Setiap bisnis jual beli sapi biasanya sudah melalui beberapa jalur tertentu. Struktur yang hendak dituliskan di sini adalah apa yang umumnya terjadi di pedesaan di masyarakat Jawa. Paling tidak inilah pihak-pihak yang turut bermain dalam bisnis sapi lokal:

  • Blantik. Ini adalah pemain yang sering dianggap dominan dalam bisnis sapi lokal.
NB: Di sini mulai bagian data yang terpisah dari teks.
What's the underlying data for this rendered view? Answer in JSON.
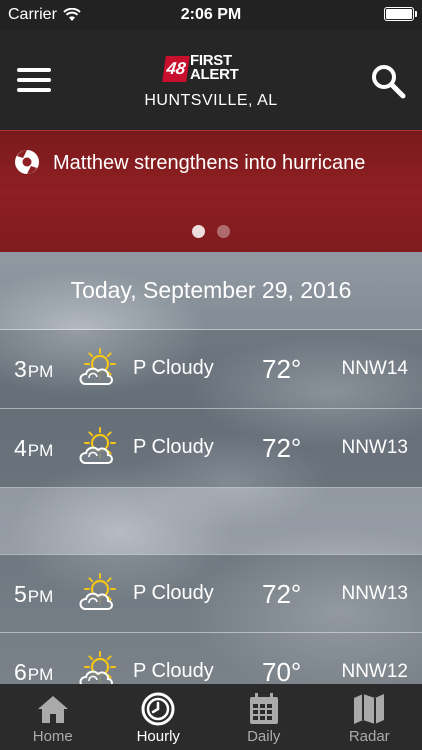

Mereka mendatangi warga di pedesaan untuk menawar sapi mereka. Kemudian mereka beli untuk dijual ke pasar. Fungsinya mirip dengan makelar atau perantara.
  • Penarik Sapi di Pasar. Sesampainya dibawa blantik ke pasar hewan, siapa yang membawanya ke “kios”? Penarik sapi inilah yang bertugas melakukannya. Ibaratnya, di pelabuhan ada kuli yang mengangkut barang dari kapal ke truk (dan sebaliknya), di pasar hewan ada posisi ini.
  • Pengelola Pasar hewan. Mereka yang bertugas di pasar hewan, menyediakan fasilitas-fasilitas yang sekiranya diperlukan oleh pembeli maupun penjual di dalamnya.
  • Jagal/pemotong. Mereka yang bertugas memotong sapi untuk kemudian diberikan kepada pembeli.
  • Transportasi. Sudah jelas, mereka bertugas membawa sapi dari penduduk ke pasar hewan, dari pasar hewan ke tempat lain yang barangkali dikehendaki pembeli.
  • Petugas Kesehatan Hewan. Mereka yang memastikan sapi yang di peternakan dan akan dijual telah memenuhi syarat kesehatan.
  • Petani Ternak. Mereka yang membesarkan sapi hingga siap dijual. Di pedesaan biasanya satu keluarga memiliki 1 hingga 3 sapi. Namun dengan modal yang besar, seorang pengusaha bisa memulai peternakan dengan ratusan hingga ribuan ekor sapi.

Itulah pemain bisnis sapi yang memang relatif panjang. Hal ini sering dituding menjadi penyebab harga daging sapi relatif tinggi, karena rantai bisnisnya terlalu panjang. Namun saat ini petani ternak dimudahkan oleh teknologi—sejauh ada sinyal internet di pedesaan. Mereka bisa menawarkan langsung sapi mereka kepada pembeli, sehingga ada rantai bisnis yang disingkat. Harapannya tentu saja harga juga menjadi lebih terjangkau. Selain itu adanya komunitas online juga memungkinkan petani ternak untuk berbagi informasi penting satu sama lain.